Thoughts on Strategy

It is instructive to think about a few key differences between where the country and the progressive movement are at right now, several weeks after the 2006 mid-term Congressional elections, and where we were at the same time after such elections in 2002.

Four years ago, the Bushites were getting their ducks in a row moving towards the invasion of Iraq. The mass media were overwhelmingly complicit in allowing that invasion to happen by their parroting of the government’s positions about “weapons of mass destruction” and other lies and half-truths. Congress had voted in October to give Bush the political cover he needed for his pre-emptive war, although close to 30% of Senators and Congresspeople had voted “no,” a larger number than political pundits had expected.

On the Left, debate had begun to open up about what should be done to get the Bushites out of office. Some of those who had supported Ralph Nader and the Green Party in 2000 were beginning to publicly urge Nader/the Greens to forego a Presidential campaign so that we could all unite to get Bush out of office behind whomever the Democrats chose and to try to influence that choice.

Today, four years later, Bush, Cheney and Rumsfeld are seriously weakened. Their anticipated quick and easy war has now gone longer than U.S. involvement in World War II, and the U.S. is losing. Rumsfeld is gone, Bush is at 31% in the polls, Cheney is in the low 20’s, the Republicans are seriously divided and Congress is in the hands of the Democrats.

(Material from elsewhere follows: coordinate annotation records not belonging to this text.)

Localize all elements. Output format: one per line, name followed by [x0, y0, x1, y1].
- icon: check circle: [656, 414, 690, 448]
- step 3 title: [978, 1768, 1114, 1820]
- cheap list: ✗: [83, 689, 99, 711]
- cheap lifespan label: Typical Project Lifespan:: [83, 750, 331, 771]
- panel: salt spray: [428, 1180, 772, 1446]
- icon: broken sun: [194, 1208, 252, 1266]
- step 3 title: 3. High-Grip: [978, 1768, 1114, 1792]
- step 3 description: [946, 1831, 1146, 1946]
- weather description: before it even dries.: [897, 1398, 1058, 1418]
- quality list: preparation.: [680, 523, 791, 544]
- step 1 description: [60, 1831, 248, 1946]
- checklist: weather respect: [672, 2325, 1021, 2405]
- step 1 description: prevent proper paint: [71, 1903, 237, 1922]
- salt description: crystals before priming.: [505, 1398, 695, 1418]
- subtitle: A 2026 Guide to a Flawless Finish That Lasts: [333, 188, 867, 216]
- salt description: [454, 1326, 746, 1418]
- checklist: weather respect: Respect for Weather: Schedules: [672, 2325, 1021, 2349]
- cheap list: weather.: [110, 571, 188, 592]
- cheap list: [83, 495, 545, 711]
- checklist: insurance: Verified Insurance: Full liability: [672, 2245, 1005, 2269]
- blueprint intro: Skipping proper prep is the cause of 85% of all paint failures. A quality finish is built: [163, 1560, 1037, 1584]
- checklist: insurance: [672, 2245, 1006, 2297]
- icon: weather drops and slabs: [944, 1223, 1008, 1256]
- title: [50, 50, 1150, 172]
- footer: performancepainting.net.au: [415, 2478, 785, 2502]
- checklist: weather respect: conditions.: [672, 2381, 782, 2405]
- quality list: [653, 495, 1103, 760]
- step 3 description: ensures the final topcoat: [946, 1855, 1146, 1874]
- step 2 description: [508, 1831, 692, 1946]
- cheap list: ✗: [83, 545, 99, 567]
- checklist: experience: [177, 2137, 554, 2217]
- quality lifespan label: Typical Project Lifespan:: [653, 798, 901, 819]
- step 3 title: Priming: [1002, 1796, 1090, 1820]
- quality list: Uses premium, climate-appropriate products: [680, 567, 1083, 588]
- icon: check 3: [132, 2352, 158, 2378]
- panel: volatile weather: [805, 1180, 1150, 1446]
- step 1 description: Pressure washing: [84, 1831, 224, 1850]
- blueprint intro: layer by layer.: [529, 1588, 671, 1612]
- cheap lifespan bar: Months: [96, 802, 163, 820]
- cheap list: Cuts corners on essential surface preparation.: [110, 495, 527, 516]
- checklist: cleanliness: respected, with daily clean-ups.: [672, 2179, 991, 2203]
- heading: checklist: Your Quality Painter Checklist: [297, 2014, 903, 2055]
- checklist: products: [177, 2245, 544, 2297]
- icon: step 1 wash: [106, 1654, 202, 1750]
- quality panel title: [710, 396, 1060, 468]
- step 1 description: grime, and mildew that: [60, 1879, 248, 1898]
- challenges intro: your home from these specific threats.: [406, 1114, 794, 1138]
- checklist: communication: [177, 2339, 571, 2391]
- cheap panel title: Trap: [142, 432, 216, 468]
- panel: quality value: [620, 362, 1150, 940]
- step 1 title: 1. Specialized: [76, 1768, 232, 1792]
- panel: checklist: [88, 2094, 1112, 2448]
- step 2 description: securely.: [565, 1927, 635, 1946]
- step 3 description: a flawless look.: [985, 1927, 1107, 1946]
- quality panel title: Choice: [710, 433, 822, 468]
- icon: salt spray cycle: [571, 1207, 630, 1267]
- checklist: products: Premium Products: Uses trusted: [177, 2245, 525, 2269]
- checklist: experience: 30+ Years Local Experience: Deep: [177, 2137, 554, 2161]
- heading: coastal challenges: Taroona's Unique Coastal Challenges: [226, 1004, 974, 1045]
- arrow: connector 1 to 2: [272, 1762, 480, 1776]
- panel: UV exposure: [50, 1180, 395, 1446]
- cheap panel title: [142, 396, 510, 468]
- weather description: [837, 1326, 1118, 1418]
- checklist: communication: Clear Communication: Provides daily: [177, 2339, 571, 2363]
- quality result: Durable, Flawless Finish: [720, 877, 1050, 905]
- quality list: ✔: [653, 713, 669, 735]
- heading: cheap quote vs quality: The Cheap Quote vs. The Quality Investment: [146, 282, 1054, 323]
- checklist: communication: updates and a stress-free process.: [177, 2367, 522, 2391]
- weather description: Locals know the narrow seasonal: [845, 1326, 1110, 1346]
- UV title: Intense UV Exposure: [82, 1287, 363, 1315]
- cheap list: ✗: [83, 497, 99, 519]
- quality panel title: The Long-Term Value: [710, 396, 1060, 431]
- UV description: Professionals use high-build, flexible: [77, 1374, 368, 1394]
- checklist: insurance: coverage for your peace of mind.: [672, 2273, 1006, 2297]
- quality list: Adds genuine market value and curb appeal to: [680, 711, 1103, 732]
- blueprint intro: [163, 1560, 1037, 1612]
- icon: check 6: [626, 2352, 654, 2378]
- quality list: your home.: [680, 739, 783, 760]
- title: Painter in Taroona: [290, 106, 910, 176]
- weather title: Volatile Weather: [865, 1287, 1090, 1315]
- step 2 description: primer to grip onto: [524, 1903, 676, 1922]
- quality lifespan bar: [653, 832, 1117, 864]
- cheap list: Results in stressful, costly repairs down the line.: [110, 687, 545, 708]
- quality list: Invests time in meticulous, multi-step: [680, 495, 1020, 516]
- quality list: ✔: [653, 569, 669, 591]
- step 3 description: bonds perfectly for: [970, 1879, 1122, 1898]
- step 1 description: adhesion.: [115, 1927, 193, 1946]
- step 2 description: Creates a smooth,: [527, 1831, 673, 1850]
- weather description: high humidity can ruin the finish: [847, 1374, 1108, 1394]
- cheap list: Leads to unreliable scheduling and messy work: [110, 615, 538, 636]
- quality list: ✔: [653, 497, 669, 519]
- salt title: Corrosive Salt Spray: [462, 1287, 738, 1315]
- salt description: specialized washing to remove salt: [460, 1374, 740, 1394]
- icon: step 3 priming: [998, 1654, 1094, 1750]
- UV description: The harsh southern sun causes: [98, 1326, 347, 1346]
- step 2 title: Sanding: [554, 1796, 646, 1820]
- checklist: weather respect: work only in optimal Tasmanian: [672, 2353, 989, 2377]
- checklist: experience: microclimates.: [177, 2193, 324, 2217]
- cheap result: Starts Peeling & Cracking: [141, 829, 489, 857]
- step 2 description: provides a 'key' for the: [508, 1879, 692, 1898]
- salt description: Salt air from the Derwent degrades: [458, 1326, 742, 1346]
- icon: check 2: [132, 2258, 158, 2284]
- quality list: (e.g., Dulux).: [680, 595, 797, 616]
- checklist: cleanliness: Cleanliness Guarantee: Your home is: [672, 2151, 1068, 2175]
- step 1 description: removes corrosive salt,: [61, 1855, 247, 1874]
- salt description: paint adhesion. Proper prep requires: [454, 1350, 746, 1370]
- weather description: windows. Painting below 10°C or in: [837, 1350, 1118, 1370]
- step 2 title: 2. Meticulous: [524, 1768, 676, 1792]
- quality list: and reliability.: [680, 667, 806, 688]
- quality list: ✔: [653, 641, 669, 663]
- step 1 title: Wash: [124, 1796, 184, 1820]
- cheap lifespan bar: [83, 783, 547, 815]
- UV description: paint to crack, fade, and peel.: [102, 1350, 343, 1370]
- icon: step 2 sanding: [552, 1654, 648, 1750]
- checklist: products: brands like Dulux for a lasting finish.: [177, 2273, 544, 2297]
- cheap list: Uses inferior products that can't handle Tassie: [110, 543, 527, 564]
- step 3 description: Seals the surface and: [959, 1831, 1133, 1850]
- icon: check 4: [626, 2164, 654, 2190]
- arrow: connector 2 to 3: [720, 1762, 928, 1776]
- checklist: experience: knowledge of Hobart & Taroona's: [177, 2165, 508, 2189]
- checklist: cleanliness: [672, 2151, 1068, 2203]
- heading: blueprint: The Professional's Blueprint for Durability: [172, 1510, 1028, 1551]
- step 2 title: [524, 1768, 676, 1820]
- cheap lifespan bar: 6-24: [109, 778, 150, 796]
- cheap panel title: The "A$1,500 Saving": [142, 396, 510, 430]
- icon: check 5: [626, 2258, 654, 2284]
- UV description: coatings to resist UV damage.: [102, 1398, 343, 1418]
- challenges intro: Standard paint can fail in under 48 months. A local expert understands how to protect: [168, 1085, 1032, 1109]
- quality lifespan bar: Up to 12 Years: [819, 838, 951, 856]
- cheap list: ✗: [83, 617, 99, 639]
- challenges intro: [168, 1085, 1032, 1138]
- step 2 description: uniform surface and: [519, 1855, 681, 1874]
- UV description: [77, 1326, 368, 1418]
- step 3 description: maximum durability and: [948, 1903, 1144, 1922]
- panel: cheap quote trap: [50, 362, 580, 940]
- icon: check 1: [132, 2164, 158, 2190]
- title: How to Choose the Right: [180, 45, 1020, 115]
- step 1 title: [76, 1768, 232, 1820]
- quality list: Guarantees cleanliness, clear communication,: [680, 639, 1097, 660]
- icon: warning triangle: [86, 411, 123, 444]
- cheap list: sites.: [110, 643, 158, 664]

As far as Presidential politics, the big thing of the moment is Barack Obama, preaching the need to overcome the “red/blue” division, reach across political differences and find the ways to “move forward together as Americans.” At the same time, non-progressive voices like Thomas Friedman and Lou Dobbs have been writing and speaking, from different standpoints, about the need for a Reform Party-type, “middle-class” alternative to the Democrats and Republicans. And recent articles have reported that there is a noticeable increase in the number of people who are registering as independents.

Within the progressive movement, there’s been almost no debate so far that I’ve seen over the question of what should be done or who might be progressive Presidential standard bearers to get behind, whether as Greens/third party or within the Democratic Party.

It seems to me that this combination of political realities-a very weakened Bush/Cheney administration, broad discontent at the grassroots with both corporate-dominated parties and less vitriol among progressives over the third party question-provides some very real openings over the next two years, and beyond. We can take some big steps forward as far as the cohering and strengthening of a consciously progressive, grassroots based, independent political force.

One very concrete manifestation of these improving possibilities is the development of the U.S. Social Forum movement, building towards a gathering of an expected 20,000 or more people in Atlanta, Ga. in late June, 2007 (www.ussocialforum.org). And its significance is not just in the large numbers being projected. The U.S. Social Forum is of note because much of the leadership for this effort is being provided by grassroots organizations rooted in low-income communities and communities of color, those most affected by the ravages of global corporate policies. Two well-attended regional social forums have already been held, in the Southeast and the Southwest (not New York and California), indicating in a very real way that this is something new and important emerging on the U.S. progressive scene.

Strategizing is part of what will go on at the U.S. Social Forum. The third party question and what to do in 2008 will certainly be part of the discussion. But this is, ultimately, only one of a number of possible tactics in our arsenal. It seems to me that there is a need to look for other kinds of campaigns, approaches to building a massive issue-based movement that can unite people who may have differences on the strategy and/or tactics of Presidential politics but who are in agreement on issues and who agree that we should aim to have a political impact in 2008, present a common front to the country.

Over a year ago I was in discussions with some people about the idea of an organized campaign of town meetings convened for the purpose of discussing and developing an up-from-the-grassroots people’s agenda on issues. I continue to think that this is a good idea. What if, leading up to and emerging out of the Atlanta Social Forum, a broad cross-section of groups agreed to work together on such an effort, raising the funds, recruiting well-known speakers and musicians willing to travel, organizing a network of local grassroots-based groups and coalitions, putting together a skeletal initial draft of some possible planks in a people’s agenda to help focus local town meetings? Then, as the Presidential primary debates begin in the fall of 2007, we can be out there with our effort, building up steam and engaging more and more people, with the ideas emerging out of our campaign washing over, potentially, into both the Democratic (and even Republican) primary debates as well as the Green Party’s process of moving toward its decision.

And, just as importantly, we will be about the process of continuing to bring together the potentially powerful, organized national political force that rejects corporate politics-as-usual as it puts forward its emerging vision of an alternative.

It is true that another world is possible; indeed, another world is emerging out of the misery and oppression of the present. Let’s step up our efforts here in the belly of the beast to advance as quickly as possible toward that new world!